If it's something like:
- v4.5: 1x cost, 100% quality, 100% speed but maybe sometimes 80% speed because of load - v4.6: 3x cost, 105% quality, 80% speed most of the time depends - v4.7: 9x cost, 115% quality, 90% speed most of the time
Then people will either stick with v4.5 for everything it can do and, if knowledgeable, use v4.7+ for critical or specific tasks.
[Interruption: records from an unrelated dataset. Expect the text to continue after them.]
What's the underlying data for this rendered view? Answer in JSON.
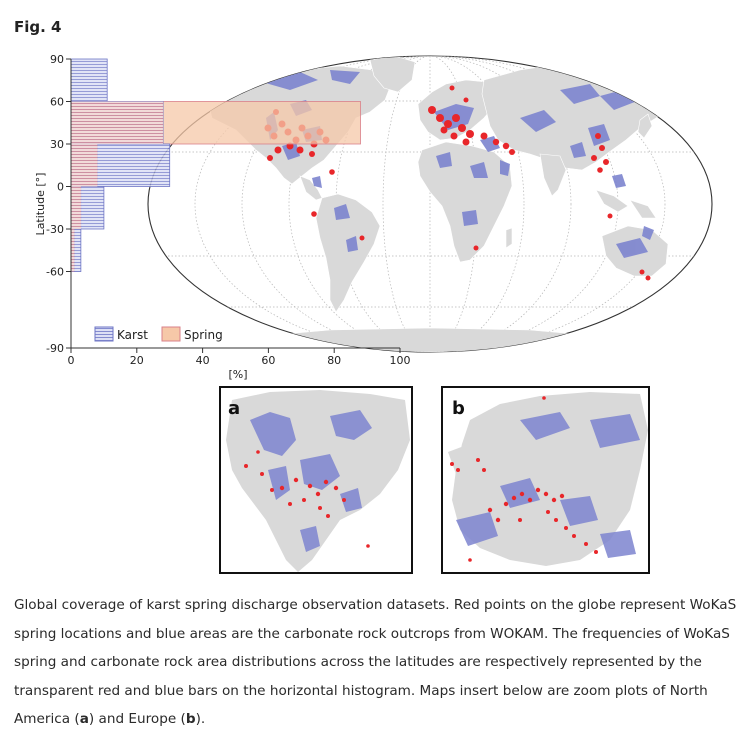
{
  "figure": {
    "label": "Fig. 4",
    "y_axis_label": "Latitude [°]",
    "x_axis_unit": "[%]",
    "y_ticks": [
      "90",
      "60",
      "30",
      "0",
      "-30",
      "-60",
      "-90"
    ],
    "x_ticks": [
      "0",
      "20",
      "40",
      "60",
      "80",
      "100"
    ],
    "legend": {
      "karst": "Karst",
      "spring": "Spring"
    },
    "inset_a_label": "a",
    "inset_b_label": "b",
    "colors": {
      "karst_fill": "#c9cdee",
      "karst_stroke": "#6e76c6",
      "spring_fill": "#f6c8a8",
      "spring_stroke": "#d9808a",
      "land": "#d9d9d9",
      "carbonate": "#7d84cf",
      "spring_point": "#e8262a"
    }
  },
  "chart_data": {
    "type": "bar",
    "orientation": "horizontal",
    "categories": [
      "60 to 90",
      "30 to 60",
      "0 to 30",
      "-30 to 0",
      "-60 to -30",
      "-90 to -60"
    ],
    "series": [
      {
        "name": "Karst",
        "values": [
          11,
          28,
          30,
          10,
          3,
          0
        ]
      },
      {
        "name": "Spring",
        "values": [
          0,
          88,
          8,
          3,
          1,
          0
        ]
      }
    ],
    "ylabel": "Latitude [°]",
    "xlabel": "[%]",
    "xlim": [
      0,
      100
    ],
    "ylim": [
      -90,
      90
    ]
  },
  "caption": {
    "p1": "Global coverage of karst spring discharge observation datasets. Red points on the globe represent WoKaS spring locations and blue areas are the carbonate rock outcrops from WOKAM. The frequencies of WoKaS spring and carbonate rock area distributions across the latitudes are respectively represented by the transparent red and blue bars on the horizontal histogram. Maps insert below are zoom plots of North America (",
    "a": "a",
    "mid": ") and Europe (",
    "b": "b",
    "end": ")."
  }
}
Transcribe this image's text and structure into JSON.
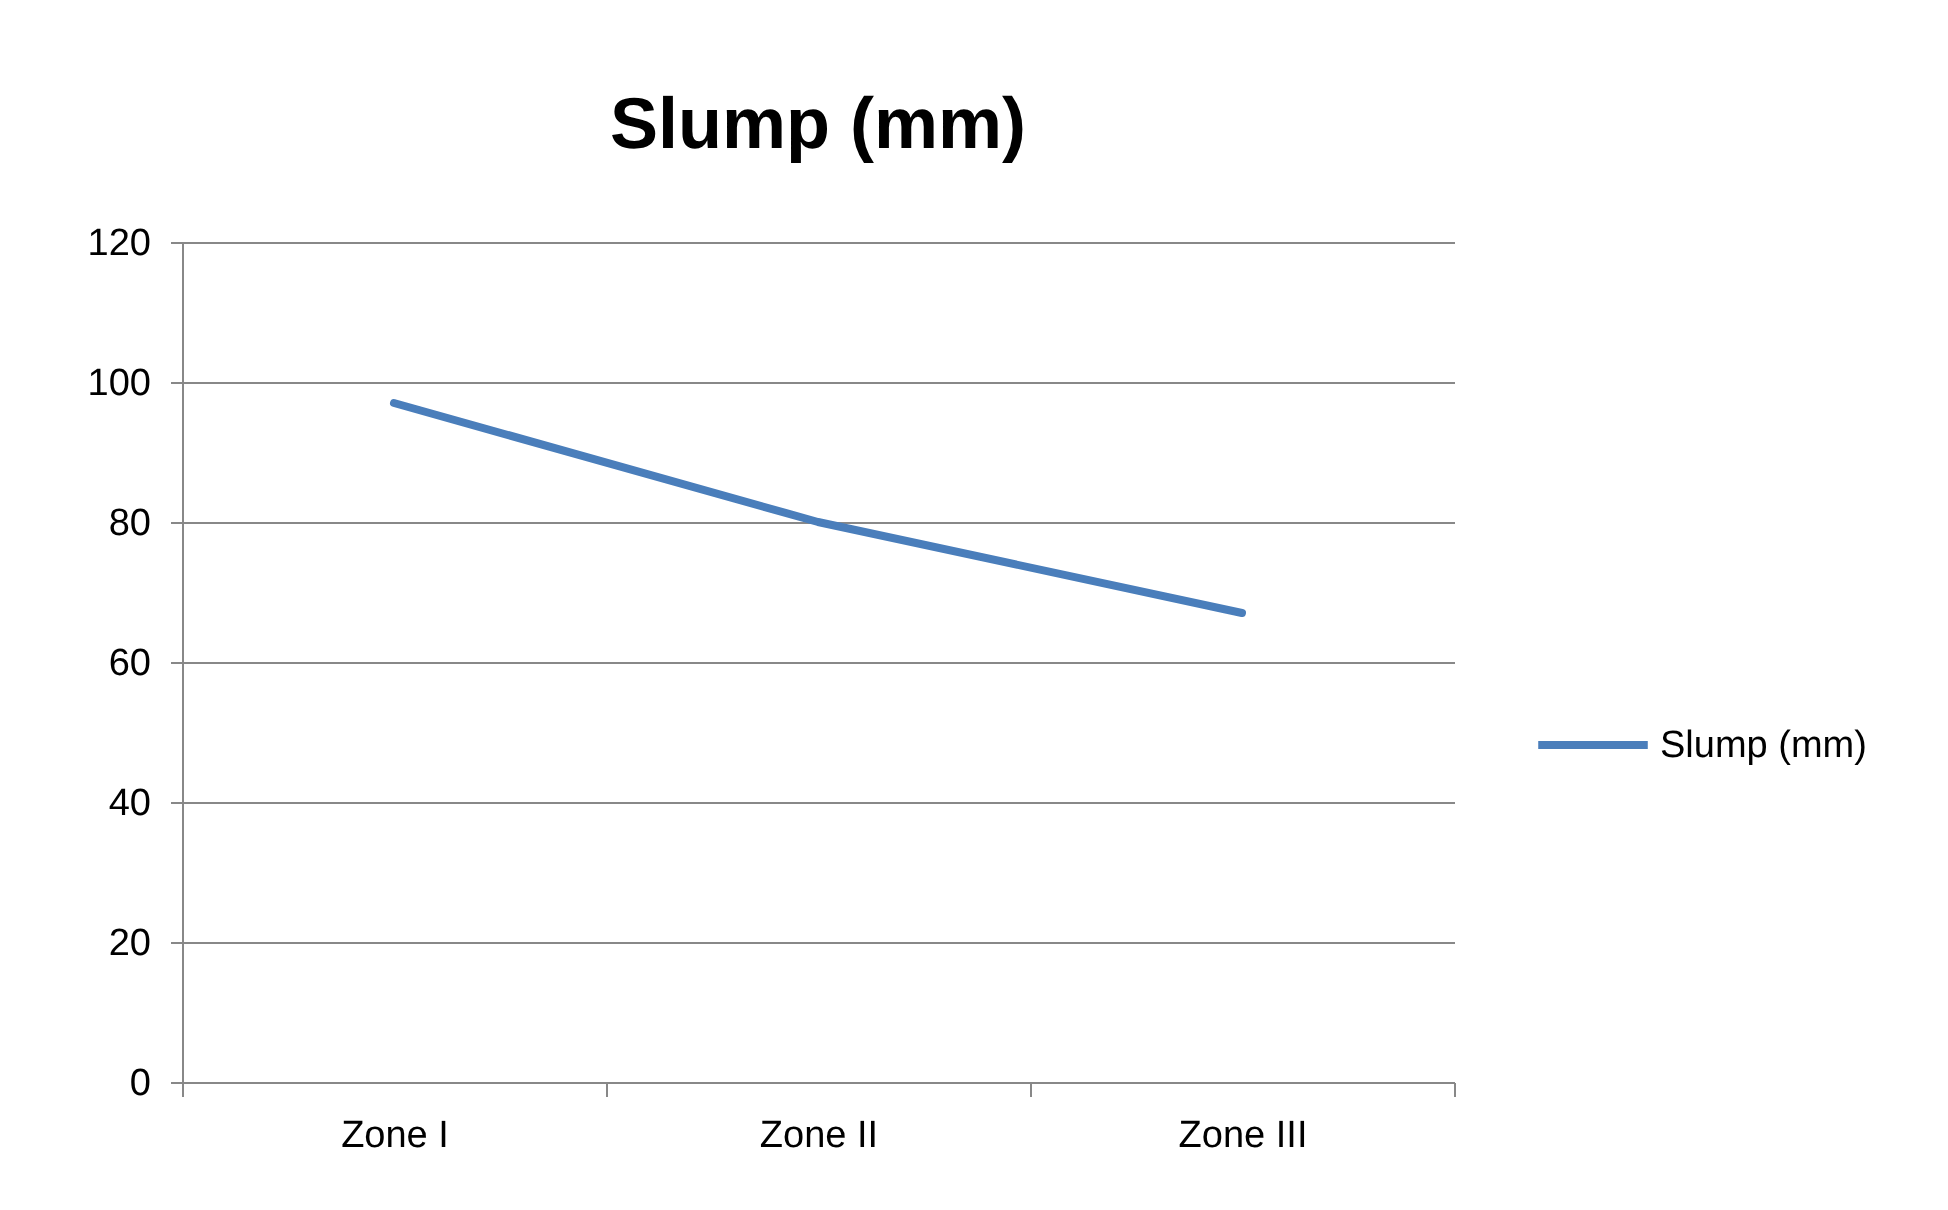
{
  "chart_data": {
    "type": "line",
    "title": "Slump (mm)",
    "categories": [
      "Zone I",
      "Zone II",
      "Zone III"
    ],
    "series": [
      {
        "name": "Slump (mm)",
        "color": "#4a7ebb",
        "values": [
          97,
          80,
          67
        ]
      }
    ],
    "ylim": [
      0,
      120
    ],
    "yticks": [
      0,
      20,
      40,
      60,
      80,
      100,
      120
    ],
    "grid": "y",
    "legend": "right",
    "marker": "none"
  }
}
But if we add the option of:
LocalLLM: one time hardware + electricity cost, good enough quality for 90% of work, good enough speed for 90% of work, no vendor lock in/sudden cost spikes...
Then there is an edge to running it yourself unless you can burn investor cash to get to the next level.
I think the recent headlines on org token spend plus my own experience just today (June 1) with the new Copilot Pro limits is going to push those with the compute to run locally.
As of about 1pm today I did something to hit 47% of my entire June premium requests (copilot Pro, not converted).
As of 2pm I'm using Gemma 4 E4B on a 12gb GPU (with large context window) off my desktop to power VS Code with Copilot on my laptop. I'm going to build an AMD Strix Halo system next week when parts arrive so I can queue up a few models in parallel or work with something I need that much RAM for.
I'm not lifting the earth with my LLM setup. Gemma 4 E4B is solid for accelerating my current projects. and it's costing me pennies more per hour vs blowing half my Copilot Pro plan in a distracted morning.
I'm at a vendor conference this weekend that is showing off their Agent/Agentic workflows. Nobody can tell me how they balance the cost long term. Hopefully whoever the vendor is paying for their cloud LLM token usage doesn't spike cost in a year (or the vendor themselves) after companies convert and are trapped VMware style with these agent processes. You can bring your own (cloud) model subscription. I need to find out if we can point it back to our own local LLM endpoint and try local models for the same processes. Even if it takes 5x longer, it could be cheaper and more secure.